Disclosure forms show Smith has loaned his campaign $647,500 so far, which he has said was funded from sale of some of his stock in an Internet company he founded. Cook has complained that Smith may have sold it to friends at inflated prices, which might amount to illegal contributions.

In the 3rd District, Cannon said he simply hasn't tried to raise much money yet — but will soon. However, he said the same when he was out-raised by Dunn in the two previous quarters.

Cannon said he has been focusing instead on a method to campaign and raise funds via the Internet and said more details about that will come later. "It will make traditional fund-raising moot."

Meanwhile, the fact that Dunn has been out-raising Cannon has made many national pundits look twice at a race they might otherwise write off as unwinnable.

"It always helps to show that we're out-raising him," Dunn said. "We're working our way up to be one of the top second-tier races."

However, the Smith-Matheson race is at the top of the top tier — and is seen as maybe the Democrats' best chance nationally to pick up a Republican-held seat because of Cook's past problems and the funding hole that Smith faces.

Matheson said that has helped his fund raising. "We have 2,600 to 2,700 contributors to this point. It's a good indication we have a lot of support. The money is coming from Democrats, Republican and independents."

But Republicans also attack the Democrats' funding sources as coming from groups they say are not harmonious with most conservative Utahns.

For example, in the past quarter Matheson accepted large donations from labor unions plus money from the liberal Americans for Democratic Action, the pro-gun control Handgun Control Voter Education Fund and the pro-gay Human Rights Campaign.

He also accepted donations from Rep. Barney Frank, D-Mass., one of few openly gay members of Congress, and Rep. Loretta Sanchez, D-Calif., who has been creating headlines by co-hosting a planned fund-raiser at the Playboy Mansion during the Democratic National Convention in Los Angeles.

The other two congressional races in Utah have followed more traditional fund-raising patterns, disclosure forms show.

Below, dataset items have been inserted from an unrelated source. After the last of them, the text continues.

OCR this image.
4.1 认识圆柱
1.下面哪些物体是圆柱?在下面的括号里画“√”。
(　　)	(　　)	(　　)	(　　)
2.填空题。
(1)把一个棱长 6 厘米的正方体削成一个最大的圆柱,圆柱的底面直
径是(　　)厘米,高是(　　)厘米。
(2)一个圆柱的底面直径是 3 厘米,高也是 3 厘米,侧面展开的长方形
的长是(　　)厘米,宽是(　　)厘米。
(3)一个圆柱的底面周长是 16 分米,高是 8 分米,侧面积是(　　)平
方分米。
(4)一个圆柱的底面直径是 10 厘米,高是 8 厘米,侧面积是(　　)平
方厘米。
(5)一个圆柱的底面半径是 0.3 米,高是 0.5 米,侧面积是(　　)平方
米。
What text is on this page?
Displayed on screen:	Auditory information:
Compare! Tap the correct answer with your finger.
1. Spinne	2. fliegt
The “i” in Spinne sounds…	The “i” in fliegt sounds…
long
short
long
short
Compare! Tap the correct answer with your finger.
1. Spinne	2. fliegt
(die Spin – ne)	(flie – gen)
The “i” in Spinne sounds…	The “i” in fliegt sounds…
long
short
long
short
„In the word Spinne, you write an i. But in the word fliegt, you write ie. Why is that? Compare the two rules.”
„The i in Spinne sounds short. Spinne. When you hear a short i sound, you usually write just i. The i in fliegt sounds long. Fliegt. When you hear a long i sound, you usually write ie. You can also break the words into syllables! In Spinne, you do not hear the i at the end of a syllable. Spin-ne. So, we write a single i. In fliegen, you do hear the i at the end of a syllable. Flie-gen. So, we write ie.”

Sen. Orrin Hatch, R-Utah, has $934,933 in the bank as his race for re-election hits the home stretch. Democratic challenger Scott Howell has only $61,969.

Rep. Jim Hansen, R-Utah, has a war chest of $217,573. His Democratic challenger, Kathleen McConkie-Collinwood, has only $8,754. She also has provided from her personal funds $14,734 of the $18,296 her campaign has raised this year.